Figure 2: Mobile Robot Platform
Bottom and Side Views
The platform has two holes for mounting the wheels and drive motors. The two drive motors are modified model airplane servos that turn 3-inch rubber wheels. I mounted the modified servos such that the bottom of the servos are flush with the bottom of the main platform. This configuration allows as much ground clearance as possible without anything protruding below the platform that will cause the robot to get stuck on small objects. Since the robot rides fairly low to the ground, I decided to use a tail-skid instead of a rear caster wheel. The tail-skid, which I constructed from half of a ping-pong ball, is simple, light weight, and effective.
The most interesting feature of this robot platform is the outer shell which serves as a bump sensor. The outer shell is a large plastic bowl which encloses the entire robot. A wire frame supports this dome, which pivots on a single screw at the top of the robot. I mounted ten keyboard switches around the perimeter of the lower platform. When the robot bumps into an object, the shell tilts, and some of the switches are depressed. The goal of this shell is to detect a collision, no matter what part of the robot bumps into an obstacle.
Actuation
Drive Motors
The main actuators used on Clyde are the drive motors. The drive motors must provide adequate torque to maneuver the robot, have a low power consumption, and also have an acceptable top-end speed. In addition to these performance requirements, the motors must also be durable enough to sustain constant use and stresses on the gear train.
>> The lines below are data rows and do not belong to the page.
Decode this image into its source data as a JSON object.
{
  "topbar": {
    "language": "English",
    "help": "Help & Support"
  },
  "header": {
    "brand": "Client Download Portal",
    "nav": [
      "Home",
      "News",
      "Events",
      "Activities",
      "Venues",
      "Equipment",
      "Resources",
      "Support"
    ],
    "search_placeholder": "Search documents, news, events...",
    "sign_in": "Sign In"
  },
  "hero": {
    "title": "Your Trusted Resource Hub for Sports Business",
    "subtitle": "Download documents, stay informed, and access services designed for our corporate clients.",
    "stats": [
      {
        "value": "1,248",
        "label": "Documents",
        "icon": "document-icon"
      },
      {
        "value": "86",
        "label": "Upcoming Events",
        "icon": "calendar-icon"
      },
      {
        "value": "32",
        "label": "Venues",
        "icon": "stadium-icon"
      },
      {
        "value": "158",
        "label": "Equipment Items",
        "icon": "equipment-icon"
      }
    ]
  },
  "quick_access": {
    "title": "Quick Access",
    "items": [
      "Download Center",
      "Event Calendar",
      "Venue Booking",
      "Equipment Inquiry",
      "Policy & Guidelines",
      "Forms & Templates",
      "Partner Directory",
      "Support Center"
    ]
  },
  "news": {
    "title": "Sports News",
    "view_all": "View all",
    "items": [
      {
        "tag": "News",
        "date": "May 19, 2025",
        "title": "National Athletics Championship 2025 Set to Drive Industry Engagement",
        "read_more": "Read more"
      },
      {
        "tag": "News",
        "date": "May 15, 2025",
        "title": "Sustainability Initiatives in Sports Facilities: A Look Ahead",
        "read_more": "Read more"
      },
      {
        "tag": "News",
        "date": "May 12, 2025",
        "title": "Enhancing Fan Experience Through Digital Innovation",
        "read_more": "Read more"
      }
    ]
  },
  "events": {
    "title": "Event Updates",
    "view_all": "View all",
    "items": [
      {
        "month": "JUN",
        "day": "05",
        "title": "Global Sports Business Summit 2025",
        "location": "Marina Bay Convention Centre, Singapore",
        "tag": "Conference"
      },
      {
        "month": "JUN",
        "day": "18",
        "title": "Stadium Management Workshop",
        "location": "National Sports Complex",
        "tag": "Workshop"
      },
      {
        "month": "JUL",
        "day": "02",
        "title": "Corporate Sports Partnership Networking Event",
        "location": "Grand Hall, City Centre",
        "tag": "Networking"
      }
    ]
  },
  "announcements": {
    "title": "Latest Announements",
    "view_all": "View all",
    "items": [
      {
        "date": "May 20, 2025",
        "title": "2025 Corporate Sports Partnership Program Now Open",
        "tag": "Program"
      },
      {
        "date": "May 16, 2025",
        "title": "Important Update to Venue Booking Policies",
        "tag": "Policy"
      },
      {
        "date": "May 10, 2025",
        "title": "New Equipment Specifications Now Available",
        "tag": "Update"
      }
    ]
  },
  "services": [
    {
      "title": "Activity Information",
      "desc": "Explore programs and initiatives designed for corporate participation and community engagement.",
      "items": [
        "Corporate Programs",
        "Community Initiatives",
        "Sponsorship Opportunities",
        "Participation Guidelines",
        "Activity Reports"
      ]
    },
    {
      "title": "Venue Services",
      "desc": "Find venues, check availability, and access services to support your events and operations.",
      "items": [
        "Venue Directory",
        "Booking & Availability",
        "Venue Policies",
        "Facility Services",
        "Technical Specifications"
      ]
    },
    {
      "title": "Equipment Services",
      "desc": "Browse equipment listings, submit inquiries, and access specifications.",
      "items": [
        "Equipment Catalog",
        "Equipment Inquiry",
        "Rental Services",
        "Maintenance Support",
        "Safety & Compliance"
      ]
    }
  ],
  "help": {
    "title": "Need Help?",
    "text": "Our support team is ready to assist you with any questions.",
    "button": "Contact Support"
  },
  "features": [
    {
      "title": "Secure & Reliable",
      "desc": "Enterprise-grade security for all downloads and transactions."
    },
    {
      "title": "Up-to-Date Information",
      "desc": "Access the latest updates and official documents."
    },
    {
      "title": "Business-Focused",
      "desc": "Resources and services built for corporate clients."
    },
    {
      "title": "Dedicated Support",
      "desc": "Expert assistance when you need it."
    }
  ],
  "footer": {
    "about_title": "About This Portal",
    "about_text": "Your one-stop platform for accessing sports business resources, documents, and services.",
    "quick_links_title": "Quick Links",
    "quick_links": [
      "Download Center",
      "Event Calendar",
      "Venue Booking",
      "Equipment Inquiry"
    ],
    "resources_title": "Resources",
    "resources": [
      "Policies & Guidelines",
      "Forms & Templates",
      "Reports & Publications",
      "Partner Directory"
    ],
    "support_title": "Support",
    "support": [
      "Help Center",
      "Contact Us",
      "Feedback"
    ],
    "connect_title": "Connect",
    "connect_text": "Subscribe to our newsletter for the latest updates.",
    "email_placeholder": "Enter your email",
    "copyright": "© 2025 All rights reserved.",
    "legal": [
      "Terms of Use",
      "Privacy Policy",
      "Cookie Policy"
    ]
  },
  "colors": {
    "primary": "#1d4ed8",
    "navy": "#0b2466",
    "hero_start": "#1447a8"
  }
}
The motors used in model-airplane servos meet these requirements, and also have other desirable qualities. The servo motors are small, efficient, and durable. They also provide enough torque and speed for use on small robots. The best features of these motors, however, are the internal gearing, the ease of mounting, and their low price. These motors have been used with much success on many robots created in previous intelligent machine courses.
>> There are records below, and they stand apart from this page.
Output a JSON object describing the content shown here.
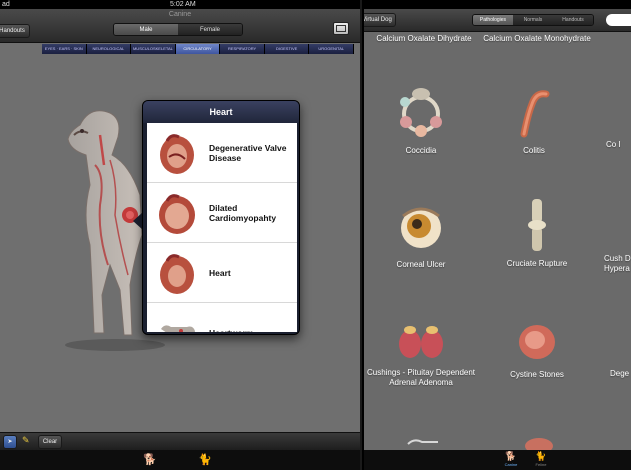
{
  "left": {
    "status": {
      "carrier": "ad",
      "time": "5:02 AM"
    },
    "app_title": "Canine",
    "handouts_label": "Handouts",
    "gender": {
      "options": [
        "Male",
        "Female"
      ],
      "selected": 0
    },
    "systems": {
      "tabs": [
        "EYES · EARS · SKIN",
        "NEUROLOGICAL",
        "MUSCULOSKELETAL",
        "CIRCULATORY",
        "RESPIRATORY",
        "DIGESTIVE",
        "UROGENITAL"
      ],
      "selected": 3
    },
    "popover": {
      "title": "Heart",
      "items": [
        "Degenerative Valve Disease",
        "Dilated Cardiomyopahty",
        "Heart",
        "Heartworm"
      ]
    },
    "toolbar": {
      "clear_label": "Clear"
    }
  },
  "right": {
    "virtual_dog_label": "Virtual Dog",
    "filter": {
      "options": [
        "Pathologies",
        "Normals",
        "Handouts"
      ],
      "selected": 0
    },
    "items": {
      "calcium_oxalate_dihydrate": "Calcium Oxalate Dihydrate",
      "calcium_oxalate_monohydrate": "Calcium Oxalate Monohydrate",
      "coccidia": "Coccidia",
      "colitis": "Colitis",
      "co_partial": "Co I",
      "corneal_ulcer": "Corneal Ulcer",
      "cruciate_rupture": "Cruciate Rupture",
      "cush_partial": "Cush D Hypera",
      "cushings": "Cushings - Pituitay Dependent Adrenal Adenoma",
      "cystine_stones": "Cystine Stones",
      "dege_partial": "Dege"
    },
    "tabs": [
      "Canine",
      "Feline"
    ],
    "selected_tab": 0
  },
  "colors": {
    "accent_selected_tab": "#4f6fc0",
    "tab_active": "#6fb6ff"
  }
}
I modified two servos for continuous rotation using a technique demonstrated by Scott Jantz, one of the lab assistants. This process involved cutting the gear-stops on the internal gears, and then removing all of the electronics from the inside the servos. After this step, I soldered the servo connector wires directly to the motors. The two motors are driven by a SN754410 motor driver chip on the ME11 expansion board. The microprocessor can control the speed and direction of each motor by sending pulse-width modulated (PWM) and select signals to the motor drivers. I used Professor Doty’s motor.c library file to drive the motors in my ICC11 programs.
Sensors
In order for a robot to navigate and interact with other objects, the robot must have some sense of its environment. Clyde perceives his surroundings using an array of inexpensive sensors. These sensors include infrared proximity sensors, an integral bump sensor, wheel encoders, and a compass.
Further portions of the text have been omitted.